- From: Etan Wexler <ewexler@stickdog.com>
- Date: Thu, 07 Jul 2005 00:03:26 -0400
- To: W3C CSS-validator list <www-validator-css@w3.org>
- CC: Will Barker <will.barker@rhads.co.uk>
David Dorward wrote to the W3C CSS-validator list <mailto:www-validator-css@w3.org> on 11 April 2005 in “Brackets in URLs (was FW: bug.)” (<mid:20050411134529.GD21658@us-lot.org>, <http://www.w3.org/mid/20050411134529.GD21658@us-lot.org>): > On Mon, Apr 11, 2005 at 02:41:45PM +0100, Will Barker wrote: > [...] >>url(../images/cms/hondatopbar(1).jpg) > [...] > > Brackets are not allowed in URLs. That should be represented as: > ../images/cms/hondatopba%281%29.jpg Parentheses are allowed as reserved URI characters in the Internet standard “Uniform Resource Identifier (URI): Generic Syntax” (<urn:ietf:rfc:3986>, <http://www.ietf.org/rfc/rfc3986.txt>, or in your RFC repository of choice). The relevant rule follows. sub-delims = "!" / "$" / "&" / "'" / "(" / ")" / "*" / "+" / "," / ";" / "=" The URI-syntax standard also permits square brackets as delimiters for certain Internet Protocol addresses (IP addresses). The relevant rule follows. IP-literal = "[" ( IPv6address / IPvFuture ) "]" Because parentheses and brackets are reserved characters in URIs, escaping parentheses and brackets at the URI level changes the formal semantics. The operational semantics might stay the same for a while, but authors should not rely on such behavior. Still there is the issue of parentheses in an unquoted URI in a Cascading Style Sheet. Escaping at the CSS level provides an easy solution without changing any of the URI’s semantics.

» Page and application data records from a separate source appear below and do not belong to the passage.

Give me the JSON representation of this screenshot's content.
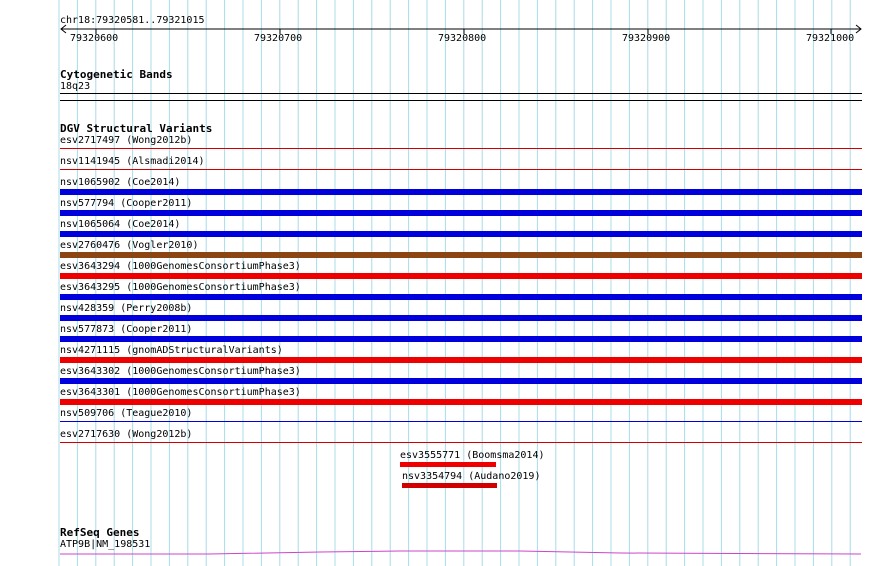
{
  "ruler": {
    "location": "chr18:79320581..79321015",
    "ticks": [
      "79320600",
      "79320700",
      "79320800",
      "79320900",
      "79321000"
    ]
  },
  "tracks": {
    "cytoband": {
      "title": "Cytogenetic Bands",
      "band": "18q23"
    },
    "dgv": {
      "title": "DGV Structural Variants",
      "rows": [
        {
          "label": "esv2717497 (Wong2012b)",
          "color": "#d00000",
          "kind": "line"
        },
        {
          "label": "nsv1141945 (Alsmadi2014)",
          "color": "#d00000",
          "kind": "line"
        },
        {
          "label": "nsv1065902 (Coe2014)",
          "color": "#0000dd",
          "kind": "bar"
        },
        {
          "label": "nsv577794 (Cooper2011)",
          "color": "#0000dd",
          "kind": "bar"
        },
        {
          "label": "nsv1065064 (Coe2014)",
          "color": "#0000dd",
          "kind": "bar"
        },
        {
          "label": "esv2760476 (Vogler2010)",
          "color": "#8b4513",
          "kind": "bar"
        },
        {
          "label": "esv3643294 (1000GenomesConsortiumPhase3)",
          "color": "#ee0000",
          "kind": "bar"
        },
        {
          "label": "esv3643295 (1000GenomesConsortiumPhase3)",
          "color": "#0000dd",
          "kind": "bar"
        },
        {
          "label": "nsv428359 (Perry2008b)",
          "color": "#0000dd",
          "kind": "bar"
        },
        {
          "label": "nsv577873 (Cooper2011)",
          "color": "#0000dd",
          "kind": "bar"
        },
        {
          "label": "nsv4271115 (gnomADStructuralVariants)",
          "color": "#ee0000",
          "kind": "bar"
        },
        {
          "label": "esv3643302 (1000GenomesConsortiumPhase3)",
          "color": "#0000dd",
          "kind": "bar"
        },
        {
          "label": "esv3643301 (1000GenomesConsortiumPhase3)",
          "color": "#ee0000",
          "kind": "bar"
        },
        {
          "label": "nsv509706 (Teague2010)",
          "color": "#0000dd",
          "kind": "line"
        },
        {
          "label": "esv2717630 (Wong2012b)",
          "color": "#d00000",
          "kind": "line"
        }
      ],
      "short": [
        {
          "label": "esv3555771 (Boomsma2014)",
          "color": "#ee0000"
        },
        {
          "label": "nsv3354794 (Audano2019)",
          "color": "#d00000"
        }
      ]
    },
    "refseq": {
      "title": "RefSeq Genes",
      "gene": "ATP9B|NM_198531",
      "color": "#cc44cc"
    }
  }
}
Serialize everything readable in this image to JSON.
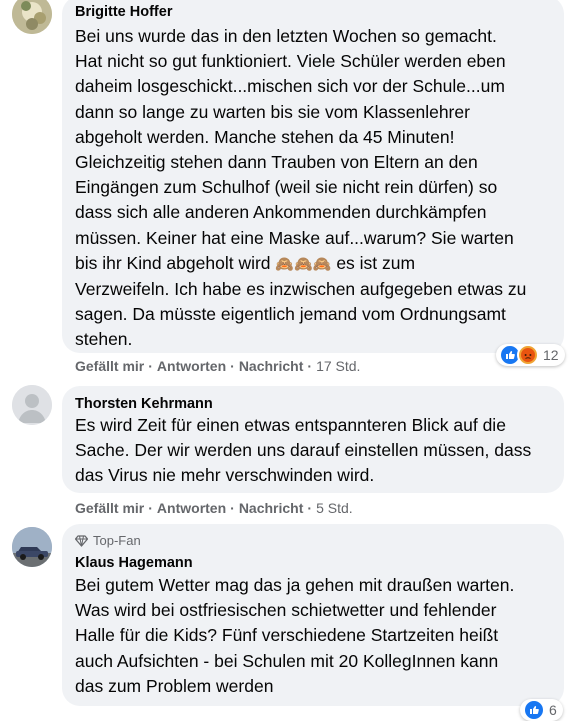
{
  "comments": [
    {
      "author": "Brigitte Hoffer",
      "lines": [
        "Bei uns wurde das in den letzten Wochen so gemacht.",
        "Hat nicht so gut funktioniert. Viele Schüler werden eben",
        "daheim losgeschickt...mischen sich vor der Schule...um",
        "dann so lange zu warten bis sie vom Klassenlehrer",
        "abgeholt werden. Manche stehen da 45 Minuten!",
        "Gleichzeitig stehen dann Trauben von Eltern an den",
        "Eingängen zum Schulhof (weil sie nicht rein dürfen) so",
        "dass sich alle anderen Ankommenden durchkämpfen",
        "müssen. Keiner hat eine Maske auf...warum? Sie warten"
      ],
      "line_emoji_prefix": "bis ihr Kind abgeholt wird",
      "line_emoji": "🙈🙈🙈",
      "line_emoji_suffix": "es ist zum",
      "lines_after": [
        "Verzweifeln. Ich habe es inzwischen aufgegeben etwas zu",
        "sagen. Da müsste eigentlich jemand vom Ordnungsamt",
        "stehen."
      ],
      "like_label": "Gefällt mir",
      "reply_label": "Antworten",
      "message_label": "Nachricht",
      "time": "17 Std.",
      "reaction_count": "12",
      "reaction_icons": [
        "like-icon",
        "angry-icon"
      ]
    },
    {
      "author": "Thorsten Kehrmann",
      "lines": [
        "Es wird Zeit für einen etwas entspannteren Blick auf die",
        "Sache. Der wir werden uns darauf einstellen müssen, dass",
        "das Virus nie mehr verschwinden wird."
      ],
      "like_label": "Gefällt mir",
      "reply_label": "Antworten",
      "message_label": "Nachricht",
      "time": "5 Std."
    },
    {
      "badge": "Top-Fan",
      "author": "Klaus Hagemann",
      "lines": [
        "Bei gutem Wetter mag das ja gehen mit draußen warten.",
        "Was wird bei ostfriesischen schietwetter und fehlender",
        "Halle für die Kids? Fünf verschiedene Startzeiten heißt",
        "auch Aufsichten - bei Schulen mit 20 KollegInnen kann",
        "das zum Problem werden"
      ],
      "reaction_count": "6",
      "reaction_icons": [
        "like-icon"
      ]
    }
  ],
  "colors": {
    "like": "#1877f2",
    "angry": "#f0a434",
    "bubble": "#f0f2f5",
    "meta": "#65676b"
  }
}
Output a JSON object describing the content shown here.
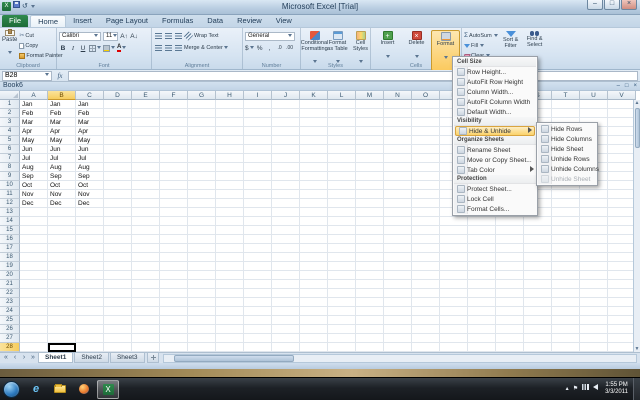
{
  "window": {
    "title": "Microsoft Excel [Trial]"
  },
  "icons": {
    "sigma": "Σ",
    "fx": "fx",
    "scissors": "✂",
    "undo": "↺",
    "minimize": "–",
    "maximize": "□",
    "close": "×",
    "show_hidden": "▴",
    "flag": "⚑",
    "first_sheet": "«",
    "prev_sheet": "‹",
    "next_sheet": "›",
    "last_sheet": "»"
  },
  "ribbon_tabs": [
    {
      "label": "File",
      "type": "file"
    },
    {
      "label": "Home",
      "active": true
    },
    {
      "label": "Insert"
    },
    {
      "label": "Page Layout"
    },
    {
      "label": "Formulas"
    },
    {
      "label": "Data"
    },
    {
      "label": "Review"
    },
    {
      "label": "View"
    }
  ],
  "ribbon": {
    "clipboard": {
      "label": "Clipboard",
      "paste": "Paste",
      "cut": "Cut",
      "copy": "Copy",
      "format_painter": "Format Painter"
    },
    "font": {
      "label": "Font",
      "name": "Calibri",
      "size": "11",
      "bold": "B",
      "italic": "I",
      "underline": "U",
      "grow": "A",
      "shrink": "A"
    },
    "alignment": {
      "label": "Alignment",
      "wrap": "Wrap Text",
      "merge": "Merge & Center"
    },
    "number": {
      "label": "Number",
      "format": "General",
      "currency": "$",
      "percent": "%",
      "comma": ",",
      "inc_dec": ".0",
      "dec_dec": ".00"
    },
    "styles": {
      "label": "Styles",
      "items": [
        "Conditional Formatting",
        "Format as Table",
        "Cell Styles"
      ]
    },
    "cells": {
      "label": "Cells",
      "items": [
        "Insert",
        "Delete",
        "Format"
      ],
      "active_item": "Format"
    },
    "editing": {
      "label": "Editing",
      "autosum": "AutoSum",
      "fill": "Fill",
      "clear": "Clear",
      "sort": "Sort & Filter",
      "find": "Find & Select"
    }
  },
  "formula_bar": {
    "name_box": "B28"
  },
  "workbook": {
    "name": "Book6"
  },
  "grid": {
    "columns": [
      "A",
      "B",
      "C",
      "D",
      "E",
      "F",
      "G",
      "H",
      "I",
      "J",
      "K",
      "L",
      "M",
      "N",
      "O",
      "P",
      "Q",
      "R",
      "S",
      "T",
      "U",
      "V"
    ],
    "row_count": 28,
    "months": [
      "Jan",
      "Feb",
      "Mar",
      "Apr",
      "May",
      "Jun",
      "Jul",
      "Aug",
      "Sep",
      "Oct",
      "Nov",
      "Dec"
    ],
    "month_columns": [
      0,
      1,
      2
    ],
    "selected": {
      "col": 1,
      "row": 28
    }
  },
  "format_menu": {
    "sections": [
      {
        "header": "Cell Size",
        "items": [
          {
            "label": "Row Height..."
          },
          {
            "label": "AutoFit Row Height"
          },
          {
            "label": "Column Width..."
          },
          {
            "label": "AutoFit Column Width"
          },
          {
            "label": "Default Width..."
          }
        ]
      },
      {
        "header": "Visibility",
        "items": [
          {
            "label": "Hide & Unhide",
            "submenu": true,
            "highlighted": true
          }
        ]
      },
      {
        "header": "Organize Sheets",
        "items": [
          {
            "label": "Rename Sheet"
          },
          {
            "label": "Move or Copy Sheet..."
          },
          {
            "label": "Tab Color",
            "submenu": true
          }
        ]
      },
      {
        "header": "Protection",
        "items": [
          {
            "label": "Protect Sheet..."
          },
          {
            "label": "Lock Cell"
          },
          {
            "label": "Format Cells..."
          }
        ]
      }
    ],
    "submenu": {
      "items": [
        {
          "label": "Hide Rows"
        },
        {
          "label": "Hide Columns"
        },
        {
          "label": "Hide Sheet"
        },
        {
          "label": "Unhide Rows"
        },
        {
          "label": "Unhide Columns"
        },
        {
          "label": "Unhide Sheet",
          "disabled": true
        }
      ]
    }
  },
  "sheet_bar": {
    "tabs": [
      "Sheet1",
      "Sheet2",
      "Sheet3"
    ],
    "active_index": 0
  },
  "taskbar": {
    "time": "1:55 PM",
    "date": "3/3/2011"
  }
}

The following example meets all the technical needs of URI and of CSS. url(../images/cms/hondatopbar\(1\).jpg) Square brackets in URIs in CSS do not need CSS escaping. Curly braces must not appear in URIs. Authors can represent curly braces in URIs by escaping at the URI level, like the following example shows. url(%7B%7D) -- Etan Wexler.